8 Threats to Validity

The biggest weakness of the survey is that the class models are small educational examples. This was constrained by two factors: the screen space used to display designs, and the cognitive overhead on respondents to understand the requirements and design sufficiently to answer our questions. As a consequence, we excluded metrics that are only meaningful when considering larger models (for example, those measuring the inheritance hierarchy). We spent much time selecting and refining our case studies, after considering various approaches and problems, and decided upon those that we considered to be as large as the aforementioned restrictions would allow.

The qualities are often discussed informally within software engineering without attention to their precise meaning. To reduce the risk of ambiguity, we included definitions within the survey. Respondents were free to move between the survey pages, meaning they could return to the definitions as necessary, and indeed some respondents quoted our definitions within their rationale.

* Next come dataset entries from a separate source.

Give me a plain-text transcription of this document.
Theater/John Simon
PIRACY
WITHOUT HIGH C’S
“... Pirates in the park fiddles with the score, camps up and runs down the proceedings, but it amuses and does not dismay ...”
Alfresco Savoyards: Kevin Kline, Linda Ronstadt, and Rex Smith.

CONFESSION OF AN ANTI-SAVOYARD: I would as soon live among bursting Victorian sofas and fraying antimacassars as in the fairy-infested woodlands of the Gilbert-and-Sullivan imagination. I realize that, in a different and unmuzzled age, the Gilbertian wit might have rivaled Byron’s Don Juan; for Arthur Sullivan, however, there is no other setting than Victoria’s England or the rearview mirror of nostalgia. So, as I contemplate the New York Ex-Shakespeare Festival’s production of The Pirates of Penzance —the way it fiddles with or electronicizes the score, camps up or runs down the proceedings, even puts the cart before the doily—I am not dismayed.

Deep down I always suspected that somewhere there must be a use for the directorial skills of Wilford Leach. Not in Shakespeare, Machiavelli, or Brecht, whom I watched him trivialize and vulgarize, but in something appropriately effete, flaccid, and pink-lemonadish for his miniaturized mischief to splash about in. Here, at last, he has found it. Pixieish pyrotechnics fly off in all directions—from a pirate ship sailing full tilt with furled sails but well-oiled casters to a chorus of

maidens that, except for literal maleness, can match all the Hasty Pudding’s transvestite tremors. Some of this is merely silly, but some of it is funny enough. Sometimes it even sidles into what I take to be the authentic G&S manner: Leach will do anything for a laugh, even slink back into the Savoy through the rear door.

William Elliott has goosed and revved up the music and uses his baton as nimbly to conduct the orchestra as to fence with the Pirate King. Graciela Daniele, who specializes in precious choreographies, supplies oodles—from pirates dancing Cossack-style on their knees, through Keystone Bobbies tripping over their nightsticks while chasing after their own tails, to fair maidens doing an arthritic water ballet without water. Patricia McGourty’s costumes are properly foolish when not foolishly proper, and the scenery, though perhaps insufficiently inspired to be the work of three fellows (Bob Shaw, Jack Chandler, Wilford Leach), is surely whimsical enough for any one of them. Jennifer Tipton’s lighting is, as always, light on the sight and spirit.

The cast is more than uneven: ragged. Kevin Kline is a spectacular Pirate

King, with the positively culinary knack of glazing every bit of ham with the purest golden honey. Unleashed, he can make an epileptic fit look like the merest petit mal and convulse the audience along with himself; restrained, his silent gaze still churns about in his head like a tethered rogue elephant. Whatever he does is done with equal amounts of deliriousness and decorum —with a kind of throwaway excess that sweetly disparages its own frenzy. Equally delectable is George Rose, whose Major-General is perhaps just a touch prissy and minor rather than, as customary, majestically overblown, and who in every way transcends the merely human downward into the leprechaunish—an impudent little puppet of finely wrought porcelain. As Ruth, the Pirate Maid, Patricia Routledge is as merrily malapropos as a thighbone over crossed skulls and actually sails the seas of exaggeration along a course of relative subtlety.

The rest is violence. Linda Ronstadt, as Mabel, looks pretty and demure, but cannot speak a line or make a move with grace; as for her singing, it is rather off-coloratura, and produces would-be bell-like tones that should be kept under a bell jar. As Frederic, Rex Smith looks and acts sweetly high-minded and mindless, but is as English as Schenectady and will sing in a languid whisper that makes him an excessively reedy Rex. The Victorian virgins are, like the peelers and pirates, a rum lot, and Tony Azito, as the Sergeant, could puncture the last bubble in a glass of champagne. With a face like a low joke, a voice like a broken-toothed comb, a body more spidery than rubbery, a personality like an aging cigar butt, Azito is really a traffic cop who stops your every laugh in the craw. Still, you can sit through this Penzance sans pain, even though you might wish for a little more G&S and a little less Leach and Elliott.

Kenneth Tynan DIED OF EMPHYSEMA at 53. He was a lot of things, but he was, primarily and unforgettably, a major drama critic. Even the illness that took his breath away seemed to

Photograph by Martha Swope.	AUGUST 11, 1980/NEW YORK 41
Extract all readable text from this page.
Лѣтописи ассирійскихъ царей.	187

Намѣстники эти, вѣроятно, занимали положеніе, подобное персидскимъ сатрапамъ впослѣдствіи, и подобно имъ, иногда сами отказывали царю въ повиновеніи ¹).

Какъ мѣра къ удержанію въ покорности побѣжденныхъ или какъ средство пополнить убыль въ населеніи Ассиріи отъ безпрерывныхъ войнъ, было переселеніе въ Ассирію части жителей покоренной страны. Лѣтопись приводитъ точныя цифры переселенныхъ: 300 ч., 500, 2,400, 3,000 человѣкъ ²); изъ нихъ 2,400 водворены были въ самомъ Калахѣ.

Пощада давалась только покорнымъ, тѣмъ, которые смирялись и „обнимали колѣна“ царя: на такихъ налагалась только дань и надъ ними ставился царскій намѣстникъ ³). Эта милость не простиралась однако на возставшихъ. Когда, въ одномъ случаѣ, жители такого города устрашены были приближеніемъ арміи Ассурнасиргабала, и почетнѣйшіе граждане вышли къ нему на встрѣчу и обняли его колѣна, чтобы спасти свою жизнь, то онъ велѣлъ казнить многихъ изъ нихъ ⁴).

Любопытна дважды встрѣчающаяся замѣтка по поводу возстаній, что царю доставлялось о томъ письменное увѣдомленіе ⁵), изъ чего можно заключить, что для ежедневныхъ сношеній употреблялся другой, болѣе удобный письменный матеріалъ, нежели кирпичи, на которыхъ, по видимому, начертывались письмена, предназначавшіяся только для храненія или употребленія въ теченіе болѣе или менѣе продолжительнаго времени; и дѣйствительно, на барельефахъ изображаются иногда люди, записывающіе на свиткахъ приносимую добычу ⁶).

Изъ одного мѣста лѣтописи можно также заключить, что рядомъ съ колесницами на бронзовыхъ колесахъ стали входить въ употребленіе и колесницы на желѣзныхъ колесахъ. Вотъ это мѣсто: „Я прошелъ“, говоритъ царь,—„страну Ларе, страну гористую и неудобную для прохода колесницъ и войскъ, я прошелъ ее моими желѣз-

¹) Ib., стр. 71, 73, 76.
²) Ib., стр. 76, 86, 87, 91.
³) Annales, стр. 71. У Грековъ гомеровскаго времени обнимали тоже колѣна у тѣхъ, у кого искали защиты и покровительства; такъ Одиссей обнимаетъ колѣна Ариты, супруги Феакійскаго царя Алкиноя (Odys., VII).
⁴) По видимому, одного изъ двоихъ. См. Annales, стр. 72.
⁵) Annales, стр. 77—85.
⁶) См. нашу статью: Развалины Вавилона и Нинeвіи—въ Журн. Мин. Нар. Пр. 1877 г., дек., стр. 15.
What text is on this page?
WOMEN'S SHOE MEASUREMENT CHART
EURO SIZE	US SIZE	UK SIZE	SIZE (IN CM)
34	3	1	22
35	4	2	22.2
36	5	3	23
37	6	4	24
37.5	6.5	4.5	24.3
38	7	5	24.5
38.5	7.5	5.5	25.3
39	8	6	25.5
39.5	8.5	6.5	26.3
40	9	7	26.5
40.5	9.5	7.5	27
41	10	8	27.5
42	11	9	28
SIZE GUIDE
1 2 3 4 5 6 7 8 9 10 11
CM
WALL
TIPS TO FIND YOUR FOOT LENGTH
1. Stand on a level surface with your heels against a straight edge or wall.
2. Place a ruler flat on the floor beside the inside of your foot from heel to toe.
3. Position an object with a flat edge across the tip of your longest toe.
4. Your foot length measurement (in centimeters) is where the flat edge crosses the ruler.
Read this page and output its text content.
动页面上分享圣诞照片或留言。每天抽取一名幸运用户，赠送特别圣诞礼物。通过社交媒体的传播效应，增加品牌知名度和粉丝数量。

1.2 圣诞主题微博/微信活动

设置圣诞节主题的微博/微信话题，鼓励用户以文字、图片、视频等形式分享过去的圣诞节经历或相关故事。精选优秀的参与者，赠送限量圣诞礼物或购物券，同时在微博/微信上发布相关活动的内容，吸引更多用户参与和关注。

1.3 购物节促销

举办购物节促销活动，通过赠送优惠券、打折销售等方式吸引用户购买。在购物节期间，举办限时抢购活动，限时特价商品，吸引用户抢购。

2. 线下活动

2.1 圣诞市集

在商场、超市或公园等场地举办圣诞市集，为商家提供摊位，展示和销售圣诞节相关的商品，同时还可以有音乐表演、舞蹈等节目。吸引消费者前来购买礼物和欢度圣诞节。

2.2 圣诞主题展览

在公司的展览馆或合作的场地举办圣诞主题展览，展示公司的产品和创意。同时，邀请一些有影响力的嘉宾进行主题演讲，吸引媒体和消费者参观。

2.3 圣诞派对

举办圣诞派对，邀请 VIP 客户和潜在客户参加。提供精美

With any survey, there is a danger of bias in terms of the respondent population. We tried to avoid this by targeting a specific set of organisations directly relevant to the study, i.e. software engineers, through a set of professional institutions. One final lesson we learnt from the process is that we did not pilot the survey sufficiently. For example, it transpired that the survey did not work on all mobile devices, which may have skewed our sample.

9 Conclusions

9.1 Refactoring Metrics Are Not Correlated with Human Judgement

In Sect. 6.1, we were unable to refute the null hypothesis that there is no correlation between these standard SBSE refactoring metrics and software quality. Thus we are unable to support the conjecture that SBSE refactoring tools relying solely on these metrics will consistently propose useful refactored models to engineers. Whilst we dealt with only a subset of available metrics and two example problems, our qualitative results suggest that this statement will generalise to other metrics and problem domains, simply because metrics do not take into account the information required to make a sound judgement.

9.2 Wider Lessons Regarding Refactoring

We conclude from our qualitative analysis that metrics based on an object-oriented design are insufficient to optimise software quality. Furthermore, no simple metrics will be able to entirely capture the essential aspects of a software design used by human engineers when making judgements of software qualities.

Software is inextricably connected to a problem domain, and attempting to treat the design of a system in isolation disregards this connection. We note the recent advances in Machine Learning and automatic programming to address such concerns e.g. [3], and do not discount that such developments could one day solve the problem of machine judgement of software quality. However, without such advances we recommend that, although not novel, human-in-the-loop systems are the only viable method for automated refactoring tools that produce meaningful solutions.

Future work could include repeating the exercise but including some form of design concerning the dynamic behaviour of each system. The lack of a dynamic view (for example, a statechart) was the most common complaint amongst respondents, and it would be interesting to see how this affects their ability to discern the qualities of the software design, as well as the impact it may have on the articulation of their rationale. However, we suspect that such an experiment may be subject to very low response rates, and we recommend a smaller focus-group approach involving observed exercises and interviews.

Omitting information that could deanonymise a respondent, the data gathered and used to produce the figures in this paper are online [36].